The success of CRS water and sanitation programming depends crucially on local partnerships. CRS works closely with Church institutions, such as Caritas and the Catholic Health Commission, and in partnership with a wide array of secular groups, including nongovernmental organizations, host governments, international agencies, local alliances, and others. These partners take responsibility for many of the myriad tasks involved in water and sanitation projects—drilling wells, installing pumps, laying pipe, building latrines, and conducting training and outreach, among many others. Without their understanding of the cultural, social, and political environment, we could not reach the most vulnerable in a sustainable way. CRS helps to build the technical, managerial, and financial capacity of our partners. Working in this way helps build and sustain healthy Church organizations and local nonprofits, improving their efforts gain access to adequate water.

Strategic Coalitions and Alliances

CRS participates in a growing number of innovative partnerships and coalitions with international partners dedicated to supporting investments in the water sector. Among these are the Global Water Initiative of the Howard G. Buffett Foundation, the Millennium Water Alliance, the Global Water Challenge, and the Atlas Copco Drilling Solutions Partnership.
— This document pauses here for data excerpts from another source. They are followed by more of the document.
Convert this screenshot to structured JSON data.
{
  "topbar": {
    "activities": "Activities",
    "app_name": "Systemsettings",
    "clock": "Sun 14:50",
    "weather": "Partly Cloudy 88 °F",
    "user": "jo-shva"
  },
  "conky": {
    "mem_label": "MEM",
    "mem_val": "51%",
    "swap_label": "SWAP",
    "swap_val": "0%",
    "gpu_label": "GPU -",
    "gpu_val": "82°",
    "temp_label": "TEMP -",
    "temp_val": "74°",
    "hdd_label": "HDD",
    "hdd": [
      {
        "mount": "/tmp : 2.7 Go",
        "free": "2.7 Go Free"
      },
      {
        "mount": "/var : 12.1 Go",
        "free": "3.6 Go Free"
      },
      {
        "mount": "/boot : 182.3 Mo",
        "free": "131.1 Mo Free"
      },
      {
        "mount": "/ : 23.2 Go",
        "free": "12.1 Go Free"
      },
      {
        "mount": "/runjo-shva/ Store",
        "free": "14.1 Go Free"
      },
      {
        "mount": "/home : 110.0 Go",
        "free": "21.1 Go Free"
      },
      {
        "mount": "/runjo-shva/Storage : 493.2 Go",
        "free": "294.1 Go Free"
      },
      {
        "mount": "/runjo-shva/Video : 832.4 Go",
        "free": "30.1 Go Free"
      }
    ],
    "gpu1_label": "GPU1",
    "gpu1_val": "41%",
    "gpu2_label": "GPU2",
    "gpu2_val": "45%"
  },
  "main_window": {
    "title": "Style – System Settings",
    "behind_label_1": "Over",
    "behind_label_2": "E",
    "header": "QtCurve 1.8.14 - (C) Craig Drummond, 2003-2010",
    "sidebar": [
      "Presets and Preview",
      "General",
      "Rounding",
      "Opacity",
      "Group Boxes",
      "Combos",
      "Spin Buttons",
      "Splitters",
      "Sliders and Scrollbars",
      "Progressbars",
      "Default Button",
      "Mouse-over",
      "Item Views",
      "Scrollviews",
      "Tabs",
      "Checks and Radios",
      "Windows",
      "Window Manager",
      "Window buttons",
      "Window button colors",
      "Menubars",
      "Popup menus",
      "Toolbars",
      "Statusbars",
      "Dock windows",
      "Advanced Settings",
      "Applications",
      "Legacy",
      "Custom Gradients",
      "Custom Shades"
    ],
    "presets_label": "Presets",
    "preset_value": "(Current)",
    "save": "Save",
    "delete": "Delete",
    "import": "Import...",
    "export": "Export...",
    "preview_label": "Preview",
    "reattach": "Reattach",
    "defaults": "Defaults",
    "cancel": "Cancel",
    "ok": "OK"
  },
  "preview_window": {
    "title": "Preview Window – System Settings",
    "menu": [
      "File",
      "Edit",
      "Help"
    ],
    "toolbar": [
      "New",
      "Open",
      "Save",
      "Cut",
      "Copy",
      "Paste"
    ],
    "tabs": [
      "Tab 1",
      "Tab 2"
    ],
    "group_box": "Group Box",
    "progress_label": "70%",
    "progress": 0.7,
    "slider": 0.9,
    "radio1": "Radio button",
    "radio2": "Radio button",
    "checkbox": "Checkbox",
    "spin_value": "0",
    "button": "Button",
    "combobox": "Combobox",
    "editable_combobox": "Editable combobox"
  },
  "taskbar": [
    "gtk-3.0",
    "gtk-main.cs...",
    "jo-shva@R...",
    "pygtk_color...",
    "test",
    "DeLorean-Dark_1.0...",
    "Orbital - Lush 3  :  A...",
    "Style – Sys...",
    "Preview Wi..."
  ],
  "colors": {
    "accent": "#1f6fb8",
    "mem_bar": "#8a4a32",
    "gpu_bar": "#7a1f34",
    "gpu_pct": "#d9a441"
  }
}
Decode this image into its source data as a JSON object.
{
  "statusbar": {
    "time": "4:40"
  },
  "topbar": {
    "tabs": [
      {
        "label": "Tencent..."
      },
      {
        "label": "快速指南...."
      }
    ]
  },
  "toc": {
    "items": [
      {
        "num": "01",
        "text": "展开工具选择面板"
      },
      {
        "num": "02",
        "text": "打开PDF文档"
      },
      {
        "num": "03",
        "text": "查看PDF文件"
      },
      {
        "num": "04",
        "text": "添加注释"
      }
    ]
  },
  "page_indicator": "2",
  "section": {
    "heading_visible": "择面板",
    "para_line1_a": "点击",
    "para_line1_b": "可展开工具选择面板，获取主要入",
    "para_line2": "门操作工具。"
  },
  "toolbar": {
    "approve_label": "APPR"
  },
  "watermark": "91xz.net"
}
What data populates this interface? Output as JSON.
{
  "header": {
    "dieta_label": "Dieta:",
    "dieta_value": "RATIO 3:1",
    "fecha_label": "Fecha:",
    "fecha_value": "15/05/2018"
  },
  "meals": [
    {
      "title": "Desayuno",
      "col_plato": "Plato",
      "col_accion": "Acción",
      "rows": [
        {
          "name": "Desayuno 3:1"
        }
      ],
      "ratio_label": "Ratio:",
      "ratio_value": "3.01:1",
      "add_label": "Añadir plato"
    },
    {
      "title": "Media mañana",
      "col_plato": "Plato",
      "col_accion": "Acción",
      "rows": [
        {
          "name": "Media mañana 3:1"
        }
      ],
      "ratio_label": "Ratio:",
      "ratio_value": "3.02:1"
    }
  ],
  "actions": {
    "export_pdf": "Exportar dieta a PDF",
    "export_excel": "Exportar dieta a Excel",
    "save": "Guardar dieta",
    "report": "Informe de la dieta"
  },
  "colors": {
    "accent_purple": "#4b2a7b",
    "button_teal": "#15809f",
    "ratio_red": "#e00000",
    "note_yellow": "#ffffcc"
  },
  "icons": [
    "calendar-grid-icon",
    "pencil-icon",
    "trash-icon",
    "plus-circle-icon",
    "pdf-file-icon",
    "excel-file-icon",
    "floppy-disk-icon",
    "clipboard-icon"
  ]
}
CRS also works closely, but informally, with Water Advocates, the World Health Organization, UNICEF, the International Water Management Institute, the USAID/AED Hygiene Improvement Program, and a number of universities (Johns Hopkins, University of Maryland, Penn State, Colorado School of Mines) on environmental health, water security, integrated water resources management, and integrated watershed development. And we are in contact with numerous organizations that promote development of sustainable water technologies.